The tolerance is sometimes reexpressed as the Variance Inflation Factor (VIF), the inverse of the tolerance (= 1/tolerance). Tolerances of 0.10 or less become VIFs of 10 or more.

Other measures of collinearity, such as condition numbers, have been appeared in the statistical literature and are available in full-featured statistical packages. They have their advantages. When many variables have low tolerances, there is no way to tell how many nearly linear relations there are among the predictors. The condition numbers tell the analyst the number of relations and the associated matrices identify the variables in each one. For routine use, however, the tolerance or VIF is sufficient to determine whether any problems exist.

Some statisticians have proposed techniques--including ridge regression, robust regression, and principal components regression--to fit a multiple linear regression equation despite serious collinearity. I'm uncomfortable with all of them because they are purely mathematical approaches to solving things.

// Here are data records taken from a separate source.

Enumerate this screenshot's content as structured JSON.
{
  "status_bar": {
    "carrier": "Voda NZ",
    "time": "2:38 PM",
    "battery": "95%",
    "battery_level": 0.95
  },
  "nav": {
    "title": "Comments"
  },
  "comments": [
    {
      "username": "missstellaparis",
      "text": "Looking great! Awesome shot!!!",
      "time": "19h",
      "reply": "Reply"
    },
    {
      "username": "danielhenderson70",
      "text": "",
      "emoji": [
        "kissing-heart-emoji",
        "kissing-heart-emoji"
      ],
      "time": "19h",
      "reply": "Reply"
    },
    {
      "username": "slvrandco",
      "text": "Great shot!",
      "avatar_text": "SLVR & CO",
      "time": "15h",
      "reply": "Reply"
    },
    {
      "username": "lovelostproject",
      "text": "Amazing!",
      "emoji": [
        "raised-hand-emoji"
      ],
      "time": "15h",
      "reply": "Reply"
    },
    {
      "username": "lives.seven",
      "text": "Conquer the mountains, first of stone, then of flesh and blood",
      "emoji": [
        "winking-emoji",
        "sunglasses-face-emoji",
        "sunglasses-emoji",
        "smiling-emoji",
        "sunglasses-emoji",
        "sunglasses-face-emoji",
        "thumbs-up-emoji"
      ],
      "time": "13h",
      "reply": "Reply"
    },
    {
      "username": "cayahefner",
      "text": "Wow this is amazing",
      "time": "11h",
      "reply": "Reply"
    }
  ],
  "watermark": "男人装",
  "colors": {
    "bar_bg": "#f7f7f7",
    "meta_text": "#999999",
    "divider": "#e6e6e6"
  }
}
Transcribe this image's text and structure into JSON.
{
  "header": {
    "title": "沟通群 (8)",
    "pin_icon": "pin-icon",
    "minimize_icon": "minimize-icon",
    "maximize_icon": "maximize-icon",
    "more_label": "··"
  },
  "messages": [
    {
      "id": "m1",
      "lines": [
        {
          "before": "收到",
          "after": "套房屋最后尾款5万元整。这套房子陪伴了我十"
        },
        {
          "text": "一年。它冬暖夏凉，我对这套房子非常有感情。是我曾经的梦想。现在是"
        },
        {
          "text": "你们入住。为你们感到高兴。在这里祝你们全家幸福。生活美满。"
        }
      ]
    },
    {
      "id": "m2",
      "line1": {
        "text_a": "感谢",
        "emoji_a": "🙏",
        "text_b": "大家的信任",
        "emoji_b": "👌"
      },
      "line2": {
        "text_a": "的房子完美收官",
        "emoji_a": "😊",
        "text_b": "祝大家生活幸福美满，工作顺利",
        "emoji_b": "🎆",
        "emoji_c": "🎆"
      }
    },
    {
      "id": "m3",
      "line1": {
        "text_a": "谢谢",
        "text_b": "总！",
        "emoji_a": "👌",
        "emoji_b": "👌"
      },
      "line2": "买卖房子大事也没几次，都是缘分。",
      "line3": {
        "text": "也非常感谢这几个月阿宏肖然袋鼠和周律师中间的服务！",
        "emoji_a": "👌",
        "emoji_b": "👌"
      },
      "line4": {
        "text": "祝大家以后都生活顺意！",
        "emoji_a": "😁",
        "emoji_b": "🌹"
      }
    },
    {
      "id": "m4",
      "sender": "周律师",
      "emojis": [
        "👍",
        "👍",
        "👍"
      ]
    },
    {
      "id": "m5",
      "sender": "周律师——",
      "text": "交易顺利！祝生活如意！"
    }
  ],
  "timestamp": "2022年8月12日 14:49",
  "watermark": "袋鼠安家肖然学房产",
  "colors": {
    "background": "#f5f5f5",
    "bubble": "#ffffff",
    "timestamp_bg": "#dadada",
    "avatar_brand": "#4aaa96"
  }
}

Principal components regression, replaces the original predictor
variables with uncorrelated linear combinations of them. (It might help
to think of these linear combinations as scales. One might be the sum of
the first three predictors, another might be the difference between the
second and fourth, and so on.) The scales are constructed to be
uncorrelated with each other. If collinearity among the predictors was
not an issue, there would be as many scales as predictors. When
collinearity is an issue, there are only as many scales as there are
nearly noncollinear variables. To illustrate, suppose X_{1} and
X_{2} are correlated but not collinear. The two principal
components might be their sum and difference (X_{1} +
X_{2} and X_{1} - X_{2}). If X_{1} and
X_{2} and nearly collinear, only one principal component
(X_{1} + X_{2}) would be used in a principal component
regression. While the mathematics is elegant and the principal
components will not be collinear, there is no guarantee that the best
predictor of the response won't be the last principal (X_{1} -
X_{2}) that never gets used.

When all is said and done, collinearity has been masked rather than removed. Our ability to estimate the effects of individual predictors is still compromised.